Saturday, November 6th 2021, 3:20 pm - Even with multi-trillion-dollar pledges to move world finances toward net zero at the past week’s COP26 sessions, renewed scrutiny is being directed toward banks that fund new oil and gas infrastructure.

At this year’s COP26 conference, governments and NGOs are looking at how financial institutions can ramp down investment in fossil fuels, with an eye on net zero.

One area that’s come under increased scrutiny: banks lending to big-ticket oil and gas infrastructure like pipelines, mines, and LNG terminals – something finance watchdog Banktrack is highlighting.

The Netherlands-based NGO’s report, released in the week prior to COP26 found numerous major Canadian banks funded emissions-heavy climate projects like coal mines, pipelines, or LNG terminals since 2016, soon after the Paris Agreement was signed. By Banktrack’s count, the Royal Bank of Canada has funded 11, Scotiabank 6, Bank of Montreal and CIBC 4 each, Manulife 3, and TD Bank 1.

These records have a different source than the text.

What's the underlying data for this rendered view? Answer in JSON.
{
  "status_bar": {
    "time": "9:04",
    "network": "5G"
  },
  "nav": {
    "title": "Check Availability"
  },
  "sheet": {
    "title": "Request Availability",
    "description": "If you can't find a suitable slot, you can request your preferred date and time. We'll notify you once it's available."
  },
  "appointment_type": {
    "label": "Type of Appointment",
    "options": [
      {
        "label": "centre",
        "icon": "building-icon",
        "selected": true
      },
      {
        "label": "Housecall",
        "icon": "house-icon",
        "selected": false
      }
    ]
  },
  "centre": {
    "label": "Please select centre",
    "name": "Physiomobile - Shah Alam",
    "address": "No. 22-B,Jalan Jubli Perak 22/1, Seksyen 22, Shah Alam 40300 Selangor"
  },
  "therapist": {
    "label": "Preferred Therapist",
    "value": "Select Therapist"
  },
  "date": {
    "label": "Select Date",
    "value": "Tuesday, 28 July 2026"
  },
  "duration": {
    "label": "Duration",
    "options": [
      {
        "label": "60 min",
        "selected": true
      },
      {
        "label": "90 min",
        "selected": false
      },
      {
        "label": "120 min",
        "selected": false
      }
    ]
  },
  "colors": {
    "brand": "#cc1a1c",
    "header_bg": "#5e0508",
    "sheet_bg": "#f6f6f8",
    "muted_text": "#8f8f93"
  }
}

“We cannot stay within the 1.5-degree target if these banks continue to finance new fossil fuels,” the report’s lead author, Hannah Greep, told The Weather Network.

READ MORE: How green is your pension? For many Canadians, it’s about to get greener

Banktrack’s report measures the banks’ lending against the Equator Principles, a banking sector pact first established in 2003 and updated periodically since. Its main function is as a framework for signatories — currently 126 lending institutions in 38 countries — to determine, manage, and report on individual environmental and social risks of projects they finance.

They were updated after the 2015 Paris Climate Agreement to say that signatories supported the agreement, and “recognise that [we] have a role to play in improving the availability of climate-related information.”

Greep said her report takes into account the fact the Equator Principles weren’t designed as a tool to tackle climate crises. However, she said that when they were updated in 2018 to include language supportive of the Paris goals, calls by NGOs to include details on how to fulfill the Paris Agreement’s climate goals went unheeded.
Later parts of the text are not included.